Wieland der Schmied (Wieland the Smith; Slovak: Kováč Wieland) is an opera in three acts by Ján Levoslav Bella first performed in 1926, to a libretto by Oskar Schlemm based on an original libretto draft by Richard Wagner.

==The libretto==
Wagner was motivated by his enthusiasm for the Romeo and Juliet symphony of Hector Berlioz to create a libretto which might serve for a production at the Paris Opéra, with music perhaps to be written by Berlioz or by himself. The draft, which is mostly in prose, was written between December 1849 and March 1850. It was published as an appendix to Wagner's essay The Art-Work of the Future as an example of the ideals to which such art-works should aspire - "a glorious Saga which long ago the raw, uncultured Folk of old-time Germany indited for no other reason than that of inner, free, Necessity". However it was never set as an opera by Wagner or any other composer before Bella.

==The opera==
Oskar Schlemm adapted Wagner's outline to a full libretto (in German) for Bella, who wrote the music for it between 1880 and 1890, during which period he was living in Sibiu (now in Romania). The opera was eventually produced in Bratislava at the Slovak National Theatre on 28 April 1926, conducted by Oskar Nedbal, in a Slovak translation by Vladimir Roy, under the title Kováč Wieland. This was the first ever staging of an original opera in Slovak. The composer was in the audience, and the Slovak newspaper Slovenská politika reported "everyone will understand the magnitude of the moment and the tremor that seized us when the sweet singing of a Slovak word sounded from the stage."

==Roles==

- Wieland, a smith (baritone)
- Eigel, a hunter (tenor), and Helferich, a healer (bass), his brothers
- Schwanhilde (soprano)
- Neiding, King of the Niar (bass)
- Bathilda, his daughter (mezzo-soprano)
- Gram, his marshal (tenor)
- King Rothar (silent role)
- Chorus: Friends of Wieland, Gram's retinue, Neiding's retinue, Niar, Vikings.

==Story==
The original legend of Wieland is told in Old Norse sources such as Völundarkviða (a poem in the Poetic Edda) and Þiðreks saga. In them, Wieland is a smith, one of three brothers who had married swan maidens. Wieland is enslaved by a king. He takes revenge by killing the king's sons and then escapes by crafting a winged cloak and flying away.
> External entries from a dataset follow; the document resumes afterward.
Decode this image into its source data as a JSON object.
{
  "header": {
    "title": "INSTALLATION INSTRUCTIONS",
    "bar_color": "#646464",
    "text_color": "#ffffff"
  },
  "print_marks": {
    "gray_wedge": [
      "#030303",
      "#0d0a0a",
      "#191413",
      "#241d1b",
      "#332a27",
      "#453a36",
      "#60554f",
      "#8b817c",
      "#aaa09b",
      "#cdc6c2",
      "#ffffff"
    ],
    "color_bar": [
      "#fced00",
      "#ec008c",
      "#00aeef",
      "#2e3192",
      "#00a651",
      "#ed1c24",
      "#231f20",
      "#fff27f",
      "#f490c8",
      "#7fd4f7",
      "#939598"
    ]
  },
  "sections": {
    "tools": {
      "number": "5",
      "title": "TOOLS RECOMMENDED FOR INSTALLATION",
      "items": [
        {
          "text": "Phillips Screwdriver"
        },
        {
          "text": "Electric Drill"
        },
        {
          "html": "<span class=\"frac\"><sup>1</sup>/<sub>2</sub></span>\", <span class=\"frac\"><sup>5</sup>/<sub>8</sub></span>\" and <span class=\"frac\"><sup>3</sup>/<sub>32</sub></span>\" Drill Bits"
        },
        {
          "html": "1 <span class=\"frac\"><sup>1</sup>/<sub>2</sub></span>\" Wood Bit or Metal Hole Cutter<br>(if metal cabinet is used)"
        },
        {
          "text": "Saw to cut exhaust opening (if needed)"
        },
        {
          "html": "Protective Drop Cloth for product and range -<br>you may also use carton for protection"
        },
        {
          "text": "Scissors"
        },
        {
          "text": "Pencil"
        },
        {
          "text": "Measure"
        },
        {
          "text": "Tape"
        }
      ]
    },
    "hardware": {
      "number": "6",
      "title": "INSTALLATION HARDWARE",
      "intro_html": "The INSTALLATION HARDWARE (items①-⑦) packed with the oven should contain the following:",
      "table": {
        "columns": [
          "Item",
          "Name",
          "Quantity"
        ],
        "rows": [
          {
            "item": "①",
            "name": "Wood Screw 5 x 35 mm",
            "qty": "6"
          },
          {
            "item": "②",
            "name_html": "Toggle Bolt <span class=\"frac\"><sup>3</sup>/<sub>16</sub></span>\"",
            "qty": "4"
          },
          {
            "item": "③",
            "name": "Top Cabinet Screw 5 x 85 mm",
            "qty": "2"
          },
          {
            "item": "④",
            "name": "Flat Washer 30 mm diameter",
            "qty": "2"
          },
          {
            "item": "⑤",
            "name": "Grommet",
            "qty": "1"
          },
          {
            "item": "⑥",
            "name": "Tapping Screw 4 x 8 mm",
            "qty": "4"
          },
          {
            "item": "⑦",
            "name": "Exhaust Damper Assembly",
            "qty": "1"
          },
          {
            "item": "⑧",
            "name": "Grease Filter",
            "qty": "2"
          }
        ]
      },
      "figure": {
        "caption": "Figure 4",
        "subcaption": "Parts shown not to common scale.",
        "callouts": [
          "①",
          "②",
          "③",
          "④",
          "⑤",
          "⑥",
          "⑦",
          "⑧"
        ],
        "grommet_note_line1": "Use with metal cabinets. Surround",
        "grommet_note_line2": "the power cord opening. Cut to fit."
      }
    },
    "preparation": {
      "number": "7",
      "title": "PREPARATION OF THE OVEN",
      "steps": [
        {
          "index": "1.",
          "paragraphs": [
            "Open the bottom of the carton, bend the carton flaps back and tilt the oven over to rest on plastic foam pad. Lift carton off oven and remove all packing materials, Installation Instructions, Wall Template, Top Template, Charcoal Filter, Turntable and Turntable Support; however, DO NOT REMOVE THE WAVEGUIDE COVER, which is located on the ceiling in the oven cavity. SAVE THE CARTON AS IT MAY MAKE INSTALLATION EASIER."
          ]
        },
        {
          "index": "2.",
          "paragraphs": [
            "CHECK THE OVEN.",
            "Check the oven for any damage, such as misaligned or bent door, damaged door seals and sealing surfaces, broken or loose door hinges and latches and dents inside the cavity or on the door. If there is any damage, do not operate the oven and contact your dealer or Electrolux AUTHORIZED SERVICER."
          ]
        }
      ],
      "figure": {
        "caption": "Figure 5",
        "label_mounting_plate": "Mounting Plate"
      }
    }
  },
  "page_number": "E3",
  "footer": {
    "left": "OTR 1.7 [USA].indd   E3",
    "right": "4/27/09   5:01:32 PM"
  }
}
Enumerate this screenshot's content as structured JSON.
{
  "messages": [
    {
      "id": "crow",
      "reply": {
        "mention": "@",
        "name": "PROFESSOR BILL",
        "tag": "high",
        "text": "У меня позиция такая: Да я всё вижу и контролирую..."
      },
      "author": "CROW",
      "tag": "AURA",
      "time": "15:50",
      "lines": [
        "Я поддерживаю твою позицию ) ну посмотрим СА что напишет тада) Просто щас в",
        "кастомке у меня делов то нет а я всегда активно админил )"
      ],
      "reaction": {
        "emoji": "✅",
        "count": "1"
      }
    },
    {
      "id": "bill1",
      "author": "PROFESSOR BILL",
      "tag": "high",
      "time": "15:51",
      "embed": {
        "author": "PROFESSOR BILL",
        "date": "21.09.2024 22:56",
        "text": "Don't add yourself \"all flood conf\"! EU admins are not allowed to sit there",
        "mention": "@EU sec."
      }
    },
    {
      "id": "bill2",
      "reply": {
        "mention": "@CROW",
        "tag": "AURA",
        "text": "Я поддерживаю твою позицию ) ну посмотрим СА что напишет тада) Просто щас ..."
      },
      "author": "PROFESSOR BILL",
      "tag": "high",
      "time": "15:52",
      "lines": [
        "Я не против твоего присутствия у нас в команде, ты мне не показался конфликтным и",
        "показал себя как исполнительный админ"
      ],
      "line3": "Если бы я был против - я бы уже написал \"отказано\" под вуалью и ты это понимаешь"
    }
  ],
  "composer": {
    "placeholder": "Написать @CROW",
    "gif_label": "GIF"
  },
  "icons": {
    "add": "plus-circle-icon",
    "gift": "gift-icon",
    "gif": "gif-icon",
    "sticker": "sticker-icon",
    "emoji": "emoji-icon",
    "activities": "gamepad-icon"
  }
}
In Wagner's libretto, Schwanhilde is the daughter of a marriage between a mortal woman and a fairy king, who forbids his wife to ask about his origins; on her asking him he vanishes. Schwanhilde and her sisters are however able to fly as swans. But wounded by a spear, Schwanhilde falls to earth and is rescued by the master-craftsman Wieland, and marries him, putting aside her wings and her magic ring of power. Wieland's enemies, the Neidings, under Princess Bathilde, steal the ring, kidnap Schwanhilde and destroy Wieland's home. When Wieland searches for Schwanhilde, they entrap and cripple him. However he fashions wings for himself and escapes with Schwanhilde as the house of the Neidings is destroyed.